Time Lapse reveals a superorganism.
Time lapse photography reveals fascinating details of slow events that would not normally be visible. The time lapse photography of a growing bramble tendril shows it feeling its way like an octopus’s tentacle as it searches out the best route to the light. It looks more like an animal than a plant. Time lapse changes our understanding by putting slow events into the time frame of our normal perceptions.
So why stop at such a fast event as a bramble growing? Why insist on time going forwards? Why must we use a camera? We can use our imaginations. We are going to start with you and trace you back at enormous speed to the origin of life.

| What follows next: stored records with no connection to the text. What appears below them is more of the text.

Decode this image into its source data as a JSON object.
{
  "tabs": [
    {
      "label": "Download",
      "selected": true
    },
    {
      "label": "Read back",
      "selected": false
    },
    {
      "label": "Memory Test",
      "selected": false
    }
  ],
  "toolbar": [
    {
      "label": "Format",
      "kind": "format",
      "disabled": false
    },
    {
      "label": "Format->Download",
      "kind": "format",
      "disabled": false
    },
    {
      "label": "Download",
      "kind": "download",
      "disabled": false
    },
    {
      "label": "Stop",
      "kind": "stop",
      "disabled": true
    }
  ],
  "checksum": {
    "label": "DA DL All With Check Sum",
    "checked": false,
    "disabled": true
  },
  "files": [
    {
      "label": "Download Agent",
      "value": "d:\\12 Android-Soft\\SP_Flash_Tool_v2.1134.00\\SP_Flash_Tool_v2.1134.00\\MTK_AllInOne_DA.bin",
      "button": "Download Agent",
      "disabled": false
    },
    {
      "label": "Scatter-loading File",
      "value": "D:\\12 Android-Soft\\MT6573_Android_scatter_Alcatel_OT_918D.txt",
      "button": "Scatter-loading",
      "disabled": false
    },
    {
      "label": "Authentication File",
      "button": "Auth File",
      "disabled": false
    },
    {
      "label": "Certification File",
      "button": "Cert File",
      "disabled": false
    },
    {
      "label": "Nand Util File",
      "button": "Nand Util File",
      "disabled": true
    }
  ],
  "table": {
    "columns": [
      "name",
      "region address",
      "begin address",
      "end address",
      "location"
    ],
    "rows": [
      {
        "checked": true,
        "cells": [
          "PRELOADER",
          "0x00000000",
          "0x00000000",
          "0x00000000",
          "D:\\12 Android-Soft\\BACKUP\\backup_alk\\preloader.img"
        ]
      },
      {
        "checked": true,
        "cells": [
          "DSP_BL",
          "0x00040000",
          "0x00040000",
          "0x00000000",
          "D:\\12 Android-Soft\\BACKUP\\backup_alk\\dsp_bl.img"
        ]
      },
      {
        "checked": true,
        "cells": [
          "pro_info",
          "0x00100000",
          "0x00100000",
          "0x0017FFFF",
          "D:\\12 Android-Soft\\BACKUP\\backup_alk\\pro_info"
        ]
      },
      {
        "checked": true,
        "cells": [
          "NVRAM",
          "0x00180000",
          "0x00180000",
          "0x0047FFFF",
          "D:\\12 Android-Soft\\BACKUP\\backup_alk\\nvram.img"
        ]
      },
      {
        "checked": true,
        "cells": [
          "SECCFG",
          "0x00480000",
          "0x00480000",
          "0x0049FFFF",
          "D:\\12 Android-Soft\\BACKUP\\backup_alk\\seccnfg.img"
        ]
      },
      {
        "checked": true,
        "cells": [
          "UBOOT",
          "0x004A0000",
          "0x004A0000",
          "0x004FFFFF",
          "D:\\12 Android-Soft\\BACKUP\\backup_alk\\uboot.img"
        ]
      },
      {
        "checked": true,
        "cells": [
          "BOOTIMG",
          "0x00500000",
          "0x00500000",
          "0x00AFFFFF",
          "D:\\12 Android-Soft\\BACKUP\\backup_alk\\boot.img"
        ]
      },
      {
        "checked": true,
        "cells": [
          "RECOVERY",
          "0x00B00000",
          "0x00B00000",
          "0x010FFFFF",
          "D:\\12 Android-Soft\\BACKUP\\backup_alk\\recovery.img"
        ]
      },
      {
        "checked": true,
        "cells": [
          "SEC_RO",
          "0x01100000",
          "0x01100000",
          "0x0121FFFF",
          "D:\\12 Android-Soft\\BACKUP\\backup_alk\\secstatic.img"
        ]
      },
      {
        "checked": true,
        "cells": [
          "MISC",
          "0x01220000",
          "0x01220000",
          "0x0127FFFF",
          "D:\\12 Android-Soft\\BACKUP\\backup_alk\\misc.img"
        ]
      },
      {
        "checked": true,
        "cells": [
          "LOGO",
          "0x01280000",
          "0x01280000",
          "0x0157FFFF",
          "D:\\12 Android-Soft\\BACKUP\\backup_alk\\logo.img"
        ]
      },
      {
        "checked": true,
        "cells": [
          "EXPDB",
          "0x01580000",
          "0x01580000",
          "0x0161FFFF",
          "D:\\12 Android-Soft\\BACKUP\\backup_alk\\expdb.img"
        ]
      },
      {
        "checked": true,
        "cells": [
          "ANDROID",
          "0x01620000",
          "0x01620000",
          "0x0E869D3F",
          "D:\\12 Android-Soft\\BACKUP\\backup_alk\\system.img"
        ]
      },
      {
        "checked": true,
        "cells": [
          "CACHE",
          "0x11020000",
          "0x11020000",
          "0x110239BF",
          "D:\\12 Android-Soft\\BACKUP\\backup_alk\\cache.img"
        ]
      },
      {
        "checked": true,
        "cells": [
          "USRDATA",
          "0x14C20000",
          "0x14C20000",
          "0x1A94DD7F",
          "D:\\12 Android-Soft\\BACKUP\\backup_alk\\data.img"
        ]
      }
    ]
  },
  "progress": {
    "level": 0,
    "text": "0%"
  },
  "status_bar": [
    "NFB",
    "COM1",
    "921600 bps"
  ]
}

Frame one is an adult human. Then there is a younger adult and a teenager and a child and a toddler and a baby and then an embryo and then a sperm and an egg. We have reached a junction. Which way shall we go? Well it really doesn’t matter – let’s take the maternal line. Picture people getting younger until they become sperm and egg , generation after generation. After hundreds of thousands of years the people look less like people and more like apes (although not like any present day ape, of course). We have a long way to go. After millions of years apes transmute into shrew-like primates, then reptiles, then amphibia, then fish, then organisms with a nerve cord but no spine. In all this reverse time lapse film of the imagination there has been no break in life being handed on to life. Continuing the process takes us back to the single cell that gave rise to all living organisms. The critical evidence here is that all life uses DNA or the closely related RNA to encode its characteristics. If we started at that cell and time lapsed in the forward direction we would find evolutionary branches pushing forwards and mostly lasting a time and then dying out. The species that we have today are the few branches that have so far survived but only for the moment. Most will die but some will push on towards the demise of planet earth.
Do we need to stop at the first cell as we imagine backwards? Indeed not! Where did the first cell come from? It came from existing ‘non-living’ chemicals in a unbroken stream leading back to star genesis and the big bang where the trail goes cold. What came before the big bang? Your guess is probably as good as any scientist’s guess.
Large ant and termite colonies are often referred to as superorganisms (E.O. Wilson) because they work closely together. I would suggest that all life on earth is a superorganism. We are part of a single organism, the species of animals and plants on earth, from Holly Blue to Seaweed to human, are all one entity. That they are not, is an illusion created by our sensory limitations. Is this an original thought? No, I’m sure some other part of the earth-based superorganism has thought of it. Well, James Lovelock for one – the Gaia theory. However, the superorganism need not stop at planet earth. It can be the whole universe / universes. Nor does it need (as a whole) to be conscious and there is no need for it to be self regulating. At this point I don’t run out of ideas but I do run out of space.